PK: I was wondering about the shades of meaning conveyed by different word choices, like “resolute” vs. “indomitable” to describe the Gauls in the introduction to each story. I want to say it’s the difference between “determined” and “unflappable,” or something.
JJ: I remember talking to the editors about this a couple weeks ago. Lately, I’ve been going with “die-hard.” Sometimes the same word in French has a slightly different emphasis in a given situation. It’s one thing for the narrator to say the Gauls are indomitable or resolute, and it’s another for a Roman legionary to describe them that way. So it depends on the circumstances.
PK: What’s your process? Do you read the entire original story first, or take it page by page?

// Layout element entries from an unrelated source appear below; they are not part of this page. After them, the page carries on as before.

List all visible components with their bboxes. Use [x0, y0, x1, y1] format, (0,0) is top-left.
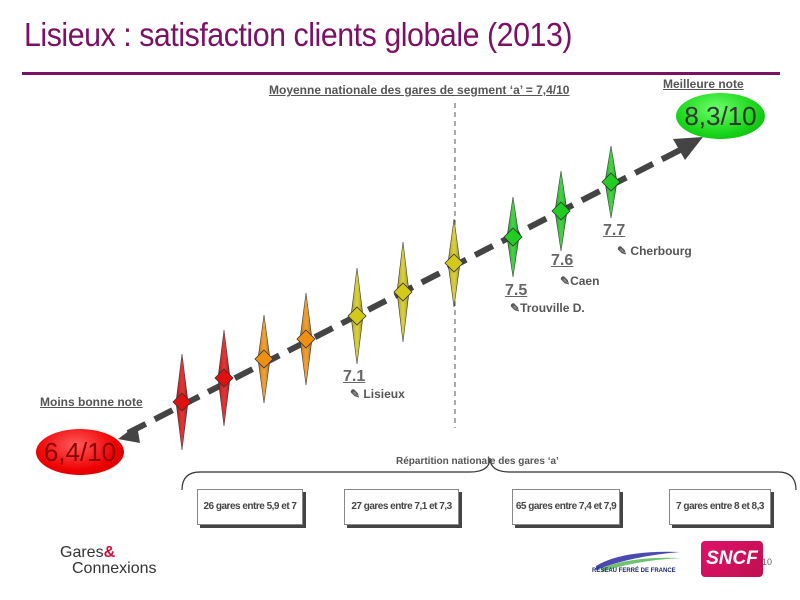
score-marker: [296, 292, 316, 386]
score-marker: [503, 196, 523, 278]
distribution-box-4: 7 gares entre 8 et 8,3: [669, 489, 771, 525]
distribution-box-3: 65 gares entre 7,4 et 7,9: [512, 489, 620, 525]
distribution-box-2: 27 gares entre 7,1 et 7,3: [344, 489, 459, 525]
page-title: Lisieux : satisfaction clients globale (…: [24, 16, 573, 53]
worst-score-label: Moins bonne note: [40, 395, 143, 409]
score-marker: [551, 170, 571, 252]
score-marker: [393, 241, 413, 343]
station-name-lisieux: ✎ Lisieux: [350, 387, 405, 401]
rff-logo: [596, 551, 682, 572]
distribution-title: Répartition nationale des gares ‘a’: [396, 456, 559, 467]
best-score-label: Meilleure note: [663, 77, 744, 91]
page-number: 10: [762, 557, 773, 567]
tag-icon: ✎: [510, 301, 521, 315]
trend-arrow-head-down: [118, 425, 140, 443]
sncf-logo: SNCF: [701, 541, 763, 577]
tag-icon: ✎: [617, 244, 628, 258]
score-marker: [254, 314, 274, 404]
distribution-box-1: 26 gares entre 5,9 et 7: [197, 489, 303, 525]
gares-connexions-logo: Gares& Connexions: [60, 544, 157, 577]
tag-icon: ✎: [350, 387, 361, 401]
station-value-caen: 7.6: [551, 252, 574, 269]
tag-icon: ✎: [560, 274, 571, 288]
worst-score-bubble: 6,4/10: [36, 429, 124, 475]
title-underline: [22, 72, 780, 75]
rff-logo-text: RÉSEAU FERRÉ DE FRANCE: [592, 568, 676, 574]
station-value-trouville: 7.5: [505, 282, 528, 299]
station-name-cherbourg: ✎ Cherbourg: [617, 244, 692, 258]
station-value-lisieux: 7.1: [343, 368, 366, 385]
score-marker: [601, 145, 621, 219]
station-value-cherbourg: 7.7: [603, 222, 626, 239]
station-name-trouville: ✎Trouville D.: [510, 301, 585, 315]
score-marker: [172, 353, 192, 451]
trend-arrow-head-up: [673, 137, 703, 160]
station-name-caen: ✎Caen: [560, 274, 600, 288]
score-marker: [444, 218, 464, 308]
national-average-label: Moyenne nationale des gares de segment ‘…: [269, 83, 570, 97]
score-marker: [347, 267, 367, 365]
score-marker: [214, 329, 234, 427]
best-score-bubble: 8,3/10: [676, 93, 765, 139]
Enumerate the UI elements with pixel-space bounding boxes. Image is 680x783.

JJ: For the first ones, I did read through the whole volume, then go back to start the translation. But usually I like to let the story unfold for me as I translate it. Typically, I have time after I’ve done that, I can go back and make sure it’s consistent all the way through. Sometimes, they may ask me, “Hey, we’re on a tight schedule, send us the first 10 pages.” So then I can’t go back at the end to do a big edit where I make sure things are consistent. I have to rely on the editors to do that part.
PK: Are you literally typing up a Word doc that’s basically the script? “First panel, balloon one.”
JJ: Right, that’s exactly it. I’ll go, “Page one, plate one, bubble one.” Decades ago, we settled on: How am I gonna present this so that the letterer and editor can see what’s going on? And I’ve just been doing it this way for years.
PK: Do you come up with the sound effects, too? Like “schplokk” vs. “kerplonk.”
JJ: The sound effects actually are a little tricky sometimes, because if you change it a lot, they’re gonna have to hire somebody to do that separate ink work, since the sound effects are outside the speech balloon. So the expense partly enters into it, and I don’t have control over the final product.
For instance, the sound effect in French for coughing is not at all the same sound effect in English. In French they may go “THEU,” which in French sounds like “chuh chuh chuh!” Because th is like a ch in French. So clearly that’s not going to work for English speakers; we need to see something like “koff koff,” or “cough.” But I don’t get to make the final call. It’s not like I can say, “Hey, we’re gonna translate it my way, damn it!” [laughs] But then I’ll see a review lay into me for it!
PK: I had an experience as an author when somewhere in the process the word I had written, “different,” got changed to “indifferent,” which means something completely, well, different! I’m still embarrassed. But I suppose once you’ve published 200-plus books, you get to have pretty thick skin.
JJ: You’re right, you do have to have a thick skin. Because I have asked myself, “Am I gonna look at the reviews for Asterix?” [laughs]
PK: Hopefully they’ll all be positive.
JJ: I hope so too. We have put a ton of work into this, myself and the editorial team.
PK: Any non-comics translations you want to mention?
JJ: I have branched out into more lengthy translations. A friend and I decided we were going to translate this 1845 French novel that had never been translated into English, called Friendship and Devotion, or Three Months in Louisiana, by Camille Lebrun. It’s about two American girls who were orphaned and brought up in a boarding house in Paris, going back to Louisiana and what they experience there. There’s an epidemic of yellow fever, but also they find out one of the two is mixed-race—in 1845 Louisiana, that’s a problem. So that’s why we thought this was an interesting novel to translate for our times. It’s racial fractures in America in 1845, and what do you do when you have an epidemic that’s killing people by the scores.
PK: Sounds more timely than ever on both counts.
JJ: Yeah, in terms of timeliness it was a little happenstance. But we’ve got this going and it will be published by University of Mississippi Press in 2021.
PK: Anything to add about Asterix? Reasons people should buy the new books?
There’s plenty in there for people to enjoy and to get acquainted with something that’s a cultural marker in the Francophone world. I think these are fun stories, and they have stood the test of time for a reason.